In contrast, Pinsonneault says: "I really like that SVS is very user friendly."
Pinsonneault relies on SVS for haplotype and LD detection, dominate and recessive genetic association testing, and comprehensive regression analysis. "It allows me to do my work easily, simply, and very quickly."
Through the use of SVS, Pinsonneault has been able to find novel associations that move her research forward. Much of Pinsonneault's research to date centers on rs27072, which she has linked to bipolar disorder. Her findings were recently published in Neuropsychopharmacology, a Nature publication: "Dopamine Transporter Gene Variant Affecting Expression in Human Brain is Associated with Bipolar Disorder."1 The paper has been cited by five other journal articles in the last few months.
Pinsonneault frequently has three to five research projects in the works, which vary in intensity.
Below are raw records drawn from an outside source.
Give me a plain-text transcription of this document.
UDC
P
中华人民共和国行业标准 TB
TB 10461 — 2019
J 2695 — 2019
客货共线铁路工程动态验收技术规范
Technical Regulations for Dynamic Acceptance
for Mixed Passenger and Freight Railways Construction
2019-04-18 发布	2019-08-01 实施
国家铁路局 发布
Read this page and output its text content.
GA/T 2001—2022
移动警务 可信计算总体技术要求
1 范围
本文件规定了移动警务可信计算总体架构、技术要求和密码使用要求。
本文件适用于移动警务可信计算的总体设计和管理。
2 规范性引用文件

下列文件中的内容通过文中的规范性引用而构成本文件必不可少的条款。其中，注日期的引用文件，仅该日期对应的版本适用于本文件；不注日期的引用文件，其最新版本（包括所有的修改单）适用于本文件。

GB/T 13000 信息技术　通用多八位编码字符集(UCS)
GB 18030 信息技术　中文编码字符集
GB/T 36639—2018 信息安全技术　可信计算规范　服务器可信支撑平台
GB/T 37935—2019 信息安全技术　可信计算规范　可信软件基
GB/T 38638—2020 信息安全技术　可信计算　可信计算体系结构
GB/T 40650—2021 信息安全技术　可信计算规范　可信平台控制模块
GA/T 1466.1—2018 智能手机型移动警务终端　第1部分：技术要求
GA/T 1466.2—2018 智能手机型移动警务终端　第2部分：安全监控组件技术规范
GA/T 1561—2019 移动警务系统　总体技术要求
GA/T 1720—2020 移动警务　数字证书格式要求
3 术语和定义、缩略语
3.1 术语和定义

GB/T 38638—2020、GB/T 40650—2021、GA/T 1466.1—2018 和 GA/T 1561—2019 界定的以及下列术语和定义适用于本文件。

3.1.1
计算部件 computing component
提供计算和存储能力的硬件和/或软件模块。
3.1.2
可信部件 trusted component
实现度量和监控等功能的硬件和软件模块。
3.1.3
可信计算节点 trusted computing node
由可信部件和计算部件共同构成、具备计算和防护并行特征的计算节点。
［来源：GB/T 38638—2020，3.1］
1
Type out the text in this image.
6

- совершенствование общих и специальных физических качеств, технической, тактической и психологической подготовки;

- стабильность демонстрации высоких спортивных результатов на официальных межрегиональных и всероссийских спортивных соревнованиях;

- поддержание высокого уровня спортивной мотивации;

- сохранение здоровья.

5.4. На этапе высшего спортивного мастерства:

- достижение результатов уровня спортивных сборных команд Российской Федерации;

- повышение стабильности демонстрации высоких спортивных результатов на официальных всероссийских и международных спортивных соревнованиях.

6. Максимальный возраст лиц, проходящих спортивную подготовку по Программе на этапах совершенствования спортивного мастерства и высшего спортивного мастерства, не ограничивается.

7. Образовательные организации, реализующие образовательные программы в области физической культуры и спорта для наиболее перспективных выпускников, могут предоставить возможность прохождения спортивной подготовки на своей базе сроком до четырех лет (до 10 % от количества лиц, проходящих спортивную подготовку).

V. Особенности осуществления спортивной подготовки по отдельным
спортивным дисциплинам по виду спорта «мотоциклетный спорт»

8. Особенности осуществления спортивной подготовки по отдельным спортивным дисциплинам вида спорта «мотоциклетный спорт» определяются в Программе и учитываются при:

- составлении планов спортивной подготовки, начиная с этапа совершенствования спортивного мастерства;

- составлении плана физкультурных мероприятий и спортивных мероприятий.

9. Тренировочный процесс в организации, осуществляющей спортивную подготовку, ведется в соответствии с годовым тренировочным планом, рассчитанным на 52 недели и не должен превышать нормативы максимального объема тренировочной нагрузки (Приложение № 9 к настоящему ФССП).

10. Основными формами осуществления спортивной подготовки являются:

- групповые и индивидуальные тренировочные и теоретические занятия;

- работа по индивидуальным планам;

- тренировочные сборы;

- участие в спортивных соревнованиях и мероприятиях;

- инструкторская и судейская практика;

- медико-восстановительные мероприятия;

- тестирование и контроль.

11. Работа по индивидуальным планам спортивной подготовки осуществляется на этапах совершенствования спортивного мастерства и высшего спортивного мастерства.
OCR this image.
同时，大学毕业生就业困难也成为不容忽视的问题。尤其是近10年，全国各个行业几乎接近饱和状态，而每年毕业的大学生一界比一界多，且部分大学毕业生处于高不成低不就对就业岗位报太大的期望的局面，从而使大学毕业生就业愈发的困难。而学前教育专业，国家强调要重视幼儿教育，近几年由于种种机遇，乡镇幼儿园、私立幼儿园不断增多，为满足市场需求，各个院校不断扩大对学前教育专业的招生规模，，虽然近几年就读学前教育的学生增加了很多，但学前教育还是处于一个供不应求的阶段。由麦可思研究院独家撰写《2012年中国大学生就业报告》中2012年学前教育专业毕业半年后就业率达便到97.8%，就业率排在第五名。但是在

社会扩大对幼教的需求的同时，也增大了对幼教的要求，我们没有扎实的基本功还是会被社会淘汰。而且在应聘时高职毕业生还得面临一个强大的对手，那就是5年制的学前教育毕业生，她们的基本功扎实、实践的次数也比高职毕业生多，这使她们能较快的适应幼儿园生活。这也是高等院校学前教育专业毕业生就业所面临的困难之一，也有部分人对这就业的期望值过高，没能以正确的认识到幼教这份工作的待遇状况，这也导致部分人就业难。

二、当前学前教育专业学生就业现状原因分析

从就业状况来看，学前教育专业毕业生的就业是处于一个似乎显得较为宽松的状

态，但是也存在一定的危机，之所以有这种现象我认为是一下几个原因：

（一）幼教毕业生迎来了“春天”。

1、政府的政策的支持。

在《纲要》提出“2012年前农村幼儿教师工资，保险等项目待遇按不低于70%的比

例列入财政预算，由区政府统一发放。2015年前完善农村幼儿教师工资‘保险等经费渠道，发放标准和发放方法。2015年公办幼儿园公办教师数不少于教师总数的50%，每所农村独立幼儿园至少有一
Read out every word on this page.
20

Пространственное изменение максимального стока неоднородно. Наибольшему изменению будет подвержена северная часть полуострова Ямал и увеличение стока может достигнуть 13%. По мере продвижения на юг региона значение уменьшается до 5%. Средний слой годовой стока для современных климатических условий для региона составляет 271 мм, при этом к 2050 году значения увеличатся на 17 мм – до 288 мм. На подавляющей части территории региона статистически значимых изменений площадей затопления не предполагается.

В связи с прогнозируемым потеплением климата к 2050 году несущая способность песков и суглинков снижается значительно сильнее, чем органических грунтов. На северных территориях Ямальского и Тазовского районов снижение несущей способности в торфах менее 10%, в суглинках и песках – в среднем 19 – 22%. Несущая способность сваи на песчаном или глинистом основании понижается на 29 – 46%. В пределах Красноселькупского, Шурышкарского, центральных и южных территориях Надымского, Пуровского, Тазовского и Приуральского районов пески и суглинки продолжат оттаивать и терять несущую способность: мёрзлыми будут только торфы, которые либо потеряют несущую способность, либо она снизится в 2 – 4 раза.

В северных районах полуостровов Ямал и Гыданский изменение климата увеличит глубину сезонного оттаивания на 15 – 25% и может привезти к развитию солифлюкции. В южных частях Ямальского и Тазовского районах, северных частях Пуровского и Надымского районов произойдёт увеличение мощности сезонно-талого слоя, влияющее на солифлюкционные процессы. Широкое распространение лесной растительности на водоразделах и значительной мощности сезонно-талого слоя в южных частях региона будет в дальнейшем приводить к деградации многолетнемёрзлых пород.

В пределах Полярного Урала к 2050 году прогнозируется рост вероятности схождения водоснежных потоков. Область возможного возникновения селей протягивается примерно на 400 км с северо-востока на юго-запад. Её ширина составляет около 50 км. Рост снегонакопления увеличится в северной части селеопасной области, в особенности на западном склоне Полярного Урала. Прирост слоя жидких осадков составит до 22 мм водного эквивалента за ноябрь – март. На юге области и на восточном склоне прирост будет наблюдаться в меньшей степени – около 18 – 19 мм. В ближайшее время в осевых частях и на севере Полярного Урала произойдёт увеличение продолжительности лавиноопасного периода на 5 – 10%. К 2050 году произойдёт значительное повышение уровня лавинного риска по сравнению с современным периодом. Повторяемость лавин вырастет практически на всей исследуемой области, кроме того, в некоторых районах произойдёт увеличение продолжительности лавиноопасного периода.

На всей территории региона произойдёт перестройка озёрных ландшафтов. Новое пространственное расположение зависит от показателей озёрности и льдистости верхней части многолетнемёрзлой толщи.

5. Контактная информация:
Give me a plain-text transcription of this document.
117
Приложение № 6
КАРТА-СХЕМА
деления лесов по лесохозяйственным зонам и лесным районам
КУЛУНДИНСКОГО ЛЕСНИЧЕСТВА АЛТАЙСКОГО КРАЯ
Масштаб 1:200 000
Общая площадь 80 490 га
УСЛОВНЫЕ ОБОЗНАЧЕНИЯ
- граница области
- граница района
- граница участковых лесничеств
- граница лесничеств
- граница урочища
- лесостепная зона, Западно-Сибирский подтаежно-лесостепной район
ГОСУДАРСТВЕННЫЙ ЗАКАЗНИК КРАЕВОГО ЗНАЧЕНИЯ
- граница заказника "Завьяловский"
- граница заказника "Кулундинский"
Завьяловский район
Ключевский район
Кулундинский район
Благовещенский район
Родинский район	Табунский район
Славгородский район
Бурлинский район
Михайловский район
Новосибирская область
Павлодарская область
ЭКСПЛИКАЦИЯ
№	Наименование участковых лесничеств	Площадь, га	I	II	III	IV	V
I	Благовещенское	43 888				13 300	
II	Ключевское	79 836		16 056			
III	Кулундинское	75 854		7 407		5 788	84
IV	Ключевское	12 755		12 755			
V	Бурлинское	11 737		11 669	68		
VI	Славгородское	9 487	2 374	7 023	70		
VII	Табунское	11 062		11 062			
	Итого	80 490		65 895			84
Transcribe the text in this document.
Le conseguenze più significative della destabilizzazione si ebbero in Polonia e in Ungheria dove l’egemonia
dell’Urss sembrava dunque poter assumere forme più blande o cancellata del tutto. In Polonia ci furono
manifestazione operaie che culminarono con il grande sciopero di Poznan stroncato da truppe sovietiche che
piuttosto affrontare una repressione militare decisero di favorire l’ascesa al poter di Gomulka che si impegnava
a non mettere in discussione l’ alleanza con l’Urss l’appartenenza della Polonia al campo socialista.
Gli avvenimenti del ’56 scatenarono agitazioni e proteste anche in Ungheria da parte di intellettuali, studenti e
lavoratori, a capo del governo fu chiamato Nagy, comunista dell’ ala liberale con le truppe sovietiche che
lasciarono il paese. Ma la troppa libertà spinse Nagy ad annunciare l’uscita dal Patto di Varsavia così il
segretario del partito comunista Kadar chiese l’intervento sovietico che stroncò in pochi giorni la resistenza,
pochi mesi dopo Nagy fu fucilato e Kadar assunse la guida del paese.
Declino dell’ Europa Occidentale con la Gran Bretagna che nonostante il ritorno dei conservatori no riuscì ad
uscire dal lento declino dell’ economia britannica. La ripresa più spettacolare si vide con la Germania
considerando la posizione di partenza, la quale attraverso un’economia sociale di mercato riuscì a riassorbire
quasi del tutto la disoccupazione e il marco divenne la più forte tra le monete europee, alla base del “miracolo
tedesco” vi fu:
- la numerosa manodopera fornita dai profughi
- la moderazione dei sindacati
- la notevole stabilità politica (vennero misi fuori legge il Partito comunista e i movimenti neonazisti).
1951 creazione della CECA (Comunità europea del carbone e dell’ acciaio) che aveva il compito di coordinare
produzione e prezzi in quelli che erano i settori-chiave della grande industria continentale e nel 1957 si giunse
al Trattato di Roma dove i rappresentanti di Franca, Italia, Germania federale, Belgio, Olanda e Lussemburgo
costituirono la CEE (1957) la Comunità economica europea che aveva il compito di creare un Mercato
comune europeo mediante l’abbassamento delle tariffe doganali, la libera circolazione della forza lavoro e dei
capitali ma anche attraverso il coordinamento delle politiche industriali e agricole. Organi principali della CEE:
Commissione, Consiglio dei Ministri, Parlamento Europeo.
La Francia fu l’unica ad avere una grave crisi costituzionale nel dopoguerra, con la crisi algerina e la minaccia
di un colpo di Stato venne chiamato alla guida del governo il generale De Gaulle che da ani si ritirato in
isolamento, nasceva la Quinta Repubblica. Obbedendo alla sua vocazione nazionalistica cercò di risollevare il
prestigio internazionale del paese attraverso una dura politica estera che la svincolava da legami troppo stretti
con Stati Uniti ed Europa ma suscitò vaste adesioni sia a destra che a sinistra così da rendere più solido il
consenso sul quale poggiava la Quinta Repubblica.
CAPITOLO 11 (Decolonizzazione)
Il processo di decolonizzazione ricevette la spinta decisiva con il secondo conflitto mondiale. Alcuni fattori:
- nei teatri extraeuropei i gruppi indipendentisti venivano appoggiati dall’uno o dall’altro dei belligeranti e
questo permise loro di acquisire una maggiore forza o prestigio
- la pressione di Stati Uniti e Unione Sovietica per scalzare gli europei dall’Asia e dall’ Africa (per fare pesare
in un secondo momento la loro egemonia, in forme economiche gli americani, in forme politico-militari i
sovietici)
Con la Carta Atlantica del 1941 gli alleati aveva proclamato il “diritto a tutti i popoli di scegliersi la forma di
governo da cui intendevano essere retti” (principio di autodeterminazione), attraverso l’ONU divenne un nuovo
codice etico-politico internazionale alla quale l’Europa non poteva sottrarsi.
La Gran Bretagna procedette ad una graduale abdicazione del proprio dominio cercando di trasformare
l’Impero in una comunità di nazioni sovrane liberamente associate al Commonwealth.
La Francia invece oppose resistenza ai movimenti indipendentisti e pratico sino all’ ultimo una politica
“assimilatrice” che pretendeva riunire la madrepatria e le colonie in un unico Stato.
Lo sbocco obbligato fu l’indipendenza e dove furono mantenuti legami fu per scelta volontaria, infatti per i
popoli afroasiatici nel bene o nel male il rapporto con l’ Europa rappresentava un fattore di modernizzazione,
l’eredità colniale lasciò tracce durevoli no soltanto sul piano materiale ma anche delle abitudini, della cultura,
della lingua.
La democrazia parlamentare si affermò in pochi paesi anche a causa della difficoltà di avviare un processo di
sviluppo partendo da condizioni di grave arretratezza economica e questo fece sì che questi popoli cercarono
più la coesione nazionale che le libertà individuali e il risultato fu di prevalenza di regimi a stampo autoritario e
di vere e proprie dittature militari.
She will often be conducting genotyping on one cohort, analyzing a different one, and writing a paper on a third.
And she shows no sign of slowing down. In 2009, Pinsonneault received a pilot award for research on ADHD in children with autism spectrum disorders, in collaboration with Dr. Michael Aman at The Ohio State University Nisonger Center. They now have 113 subjects which can be tested for association with rs27072, part of the dopamine transporter gene. The dopamine transporter is a drug target for medications for ADHD, and Pinsonneault hypothesizes that rs27072 may be a key to the solution.
Pinsonneault says early results look promising. She concludes: "If I didn't have SVS, I'm not quite sure what I'd do."
1 Pinsonneault, J et al. (2011) Dopamine Transporter Gene Variant Affecting Expression in Human Brain is Associated with Bipolar Disorder. Neuropsychopharmacology, 36(8):1644-55, doi:10.1038/npp.2011.45.